What does it really mean, and more importantly, how do you stop being a people pleaser?
On the most basic level, people-pleasing is changing your behavior to make others happy. Sometimes, in relationships, we change how or what we do to enhance the relationship, so what is the difference between relationship peace vs. acquiescing to relationship demands?
Like many things, intention is the difference between a helpful habit and one that causes harm. You can change your behavior in a caring and selfless way; instead of rinsing your dishes and leaving them in the sink, you can rinse them and then put them directly into the dishwasher – one of my favorites! That is not what people’s pleasing is: being part of a family or community and respecting one another’s boundaries.
According to researchers, the difference is that people-pleasing involves putting others’ needs and wants before their own and well-being, regardless of the consequences.
The underlying assumption with people pleasing is that:
- You believe the other person matters more than yours.
- You are trying to avoid a negative situation by acting to satisfy what the other person wants.
People-pleasing has an interesting relationship with manipulation. On the one hand, people-pleasing functions to minimize conflict between people: “Just keep the peace and do not say anything” or “Just do it their way, even if it does not make sense or is inefficient.”
Sometimes, keeping the peace has an emotional cost – mainly for the peacekeeper. Suppose the other person manipulates the situation with disappointment, irritation, or anger, assuming you will capitulate to people-pleasing. In that case, the hard work of compromise to meet everyone’s needs does not have a chance.

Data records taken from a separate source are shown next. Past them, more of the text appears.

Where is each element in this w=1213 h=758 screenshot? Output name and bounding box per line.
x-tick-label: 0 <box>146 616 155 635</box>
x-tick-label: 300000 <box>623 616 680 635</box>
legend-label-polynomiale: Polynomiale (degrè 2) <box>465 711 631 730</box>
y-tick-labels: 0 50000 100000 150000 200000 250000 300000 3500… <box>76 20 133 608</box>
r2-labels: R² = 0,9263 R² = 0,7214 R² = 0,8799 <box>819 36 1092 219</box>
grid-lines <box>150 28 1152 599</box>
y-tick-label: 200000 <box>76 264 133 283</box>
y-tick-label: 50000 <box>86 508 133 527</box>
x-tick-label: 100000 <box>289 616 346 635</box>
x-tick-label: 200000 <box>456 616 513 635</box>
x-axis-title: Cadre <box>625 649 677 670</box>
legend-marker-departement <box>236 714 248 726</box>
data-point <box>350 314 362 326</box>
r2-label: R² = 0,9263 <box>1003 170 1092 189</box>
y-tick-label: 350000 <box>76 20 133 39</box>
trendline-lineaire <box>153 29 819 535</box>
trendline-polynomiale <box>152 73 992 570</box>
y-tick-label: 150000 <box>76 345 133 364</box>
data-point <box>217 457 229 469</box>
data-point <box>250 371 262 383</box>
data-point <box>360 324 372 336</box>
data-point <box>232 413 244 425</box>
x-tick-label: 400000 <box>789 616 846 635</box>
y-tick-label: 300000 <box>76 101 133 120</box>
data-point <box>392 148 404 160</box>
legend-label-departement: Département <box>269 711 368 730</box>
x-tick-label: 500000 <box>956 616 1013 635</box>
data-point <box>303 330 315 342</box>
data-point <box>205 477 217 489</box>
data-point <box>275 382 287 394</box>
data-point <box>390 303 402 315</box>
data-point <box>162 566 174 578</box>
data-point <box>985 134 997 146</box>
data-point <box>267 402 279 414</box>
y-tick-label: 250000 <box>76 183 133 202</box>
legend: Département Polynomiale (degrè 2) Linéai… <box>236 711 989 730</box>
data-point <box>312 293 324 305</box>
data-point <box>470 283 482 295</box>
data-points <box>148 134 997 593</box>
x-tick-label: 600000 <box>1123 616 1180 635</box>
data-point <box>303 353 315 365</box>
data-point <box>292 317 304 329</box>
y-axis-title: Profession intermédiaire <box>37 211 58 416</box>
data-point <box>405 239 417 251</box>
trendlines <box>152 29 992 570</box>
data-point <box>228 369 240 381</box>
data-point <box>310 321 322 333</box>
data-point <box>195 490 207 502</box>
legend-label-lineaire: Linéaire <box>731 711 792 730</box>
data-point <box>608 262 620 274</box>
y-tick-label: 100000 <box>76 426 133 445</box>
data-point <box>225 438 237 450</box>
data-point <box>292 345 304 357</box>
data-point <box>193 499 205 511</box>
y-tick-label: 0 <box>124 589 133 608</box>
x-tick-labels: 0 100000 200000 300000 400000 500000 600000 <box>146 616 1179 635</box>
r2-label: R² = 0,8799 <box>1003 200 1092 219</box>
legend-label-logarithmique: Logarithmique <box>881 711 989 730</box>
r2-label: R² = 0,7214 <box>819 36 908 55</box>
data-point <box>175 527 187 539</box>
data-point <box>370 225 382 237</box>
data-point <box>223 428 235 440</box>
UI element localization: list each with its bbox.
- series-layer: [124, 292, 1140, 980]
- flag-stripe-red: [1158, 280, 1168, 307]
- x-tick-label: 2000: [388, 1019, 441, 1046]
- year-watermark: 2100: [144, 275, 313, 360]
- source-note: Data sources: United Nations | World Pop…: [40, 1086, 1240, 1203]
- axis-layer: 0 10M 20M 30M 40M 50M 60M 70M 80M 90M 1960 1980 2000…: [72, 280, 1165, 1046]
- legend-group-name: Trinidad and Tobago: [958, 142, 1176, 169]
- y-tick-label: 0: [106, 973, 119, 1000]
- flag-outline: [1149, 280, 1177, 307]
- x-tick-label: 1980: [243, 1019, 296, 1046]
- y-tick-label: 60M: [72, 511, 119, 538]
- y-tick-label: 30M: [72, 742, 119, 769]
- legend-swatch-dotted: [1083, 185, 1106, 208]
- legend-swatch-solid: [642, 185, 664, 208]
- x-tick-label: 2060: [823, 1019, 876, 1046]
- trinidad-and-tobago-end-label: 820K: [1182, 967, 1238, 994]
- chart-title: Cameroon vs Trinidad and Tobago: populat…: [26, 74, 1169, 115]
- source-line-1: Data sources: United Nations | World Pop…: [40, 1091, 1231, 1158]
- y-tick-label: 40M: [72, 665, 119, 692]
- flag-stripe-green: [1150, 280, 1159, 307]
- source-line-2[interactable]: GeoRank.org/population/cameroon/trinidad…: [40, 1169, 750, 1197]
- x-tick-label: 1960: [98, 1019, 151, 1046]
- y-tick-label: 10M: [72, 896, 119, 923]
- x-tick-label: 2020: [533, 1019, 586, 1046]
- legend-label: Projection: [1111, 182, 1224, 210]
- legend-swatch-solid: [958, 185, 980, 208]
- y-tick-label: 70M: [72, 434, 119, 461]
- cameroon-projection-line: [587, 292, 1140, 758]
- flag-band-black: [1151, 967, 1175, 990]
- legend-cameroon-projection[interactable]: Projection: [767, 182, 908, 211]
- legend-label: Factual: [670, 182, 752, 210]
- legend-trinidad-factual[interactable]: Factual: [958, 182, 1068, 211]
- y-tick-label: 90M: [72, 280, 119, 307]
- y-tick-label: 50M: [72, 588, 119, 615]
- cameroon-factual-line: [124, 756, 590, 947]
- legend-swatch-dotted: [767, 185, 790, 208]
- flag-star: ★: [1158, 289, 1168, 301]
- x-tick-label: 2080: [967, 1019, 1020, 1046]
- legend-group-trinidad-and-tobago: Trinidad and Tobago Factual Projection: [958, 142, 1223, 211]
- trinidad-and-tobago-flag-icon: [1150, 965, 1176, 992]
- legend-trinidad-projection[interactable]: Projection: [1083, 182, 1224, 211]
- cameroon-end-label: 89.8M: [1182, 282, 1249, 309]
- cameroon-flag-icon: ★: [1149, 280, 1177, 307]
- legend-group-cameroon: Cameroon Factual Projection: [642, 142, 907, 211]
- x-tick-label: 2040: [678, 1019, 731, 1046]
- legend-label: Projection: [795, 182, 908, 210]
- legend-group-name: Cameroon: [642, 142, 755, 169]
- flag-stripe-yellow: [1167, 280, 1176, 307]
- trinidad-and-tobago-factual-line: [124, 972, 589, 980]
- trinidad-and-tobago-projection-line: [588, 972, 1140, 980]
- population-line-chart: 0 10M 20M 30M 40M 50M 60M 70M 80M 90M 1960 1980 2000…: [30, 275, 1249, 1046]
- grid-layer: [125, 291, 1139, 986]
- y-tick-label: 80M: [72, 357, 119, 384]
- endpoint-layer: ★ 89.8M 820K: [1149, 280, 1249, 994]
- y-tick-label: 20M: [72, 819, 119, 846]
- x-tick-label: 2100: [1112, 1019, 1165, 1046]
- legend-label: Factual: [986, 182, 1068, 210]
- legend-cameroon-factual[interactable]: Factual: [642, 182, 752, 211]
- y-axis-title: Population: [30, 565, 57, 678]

A person who people-pleases a lot is likely high in sociotropy, or, plain language, conflict avoidance. This trait is characterized by a strong desire for conflict-free relationships, often by seeking approval from others. Research shows that people high in sociotropy also have high levels of agreeableness (a desire to get along with others) and neuroticism (a tendency to have difficulty processing emotions).
So, what happens when a people-pleaser struggles with regulating their emotions? It is a recipe for unfulfilled desires – wanting to avoid conflict with others but, at the same time, feeling conflicted within oneself. The result is feeling disappointed, frustrated, and dissatisfied!
How To Be A People Pleaser
Most of the time, when an individual becomes a people pleaser, it is because the alternative – peacekeeping outweighs the trouble of conflict. They could also have not learned another way to resolve differences. Aaron Beck, a pioneering psychologist, claimed that people please because they have overly rigid and unrealistic expectations. Most people pleasers have a powerful desire to be accepted by others. Their perspective is that it can only happen through positive interactions, so to use an old-fashioned phrase, they do not want to “upset the apple cart.” When a negative interaction occurs, they often feel at fault and assume they do not have the skills or abilities to handle conflict. When people pleasing is a regular way to interact with others, receiving near continuous approval from others results in feeling safe and well-liked.
So, how does this pattern happen in the first place? Like most patterns established early in life, their attachment style with their primary caregiver shapes future social interactions. If someone is insecurely attached and their fear of rejection is also high, putting other’s needs before their own can prevent rejection. Many people are taught to prioritize others with messages such as, “Think of others before you think of yourself.” In Western cultures, women tend to engage in people pleasing more often than men due to cultural norms.
How To Stop Being A People Pleaser
Have you heard of the Golden Rule of Self-Care? The golden rule of self-care is to treat yourself with as much respect, kindness and compassion as you do others. Viewing needs as mutually important can help decrease negative perceptions of conflict around meeting them when you acknowledge the importance of your own needs, more to gain by resolving conflict.
To stop being a people pleaser, you can
- identify healthy boundaries to get your needs met
- put yourselves first when you need to
- be proactive to ensure that you are consistently taking care of yourself
People-pleasing is a habit that you can change. Understanding how and why people-pleasing exists can help you better grasp what you must do to change it. When you break the people-pleasing habit, your life and relationships can improve and become more satisfying and fulfilling.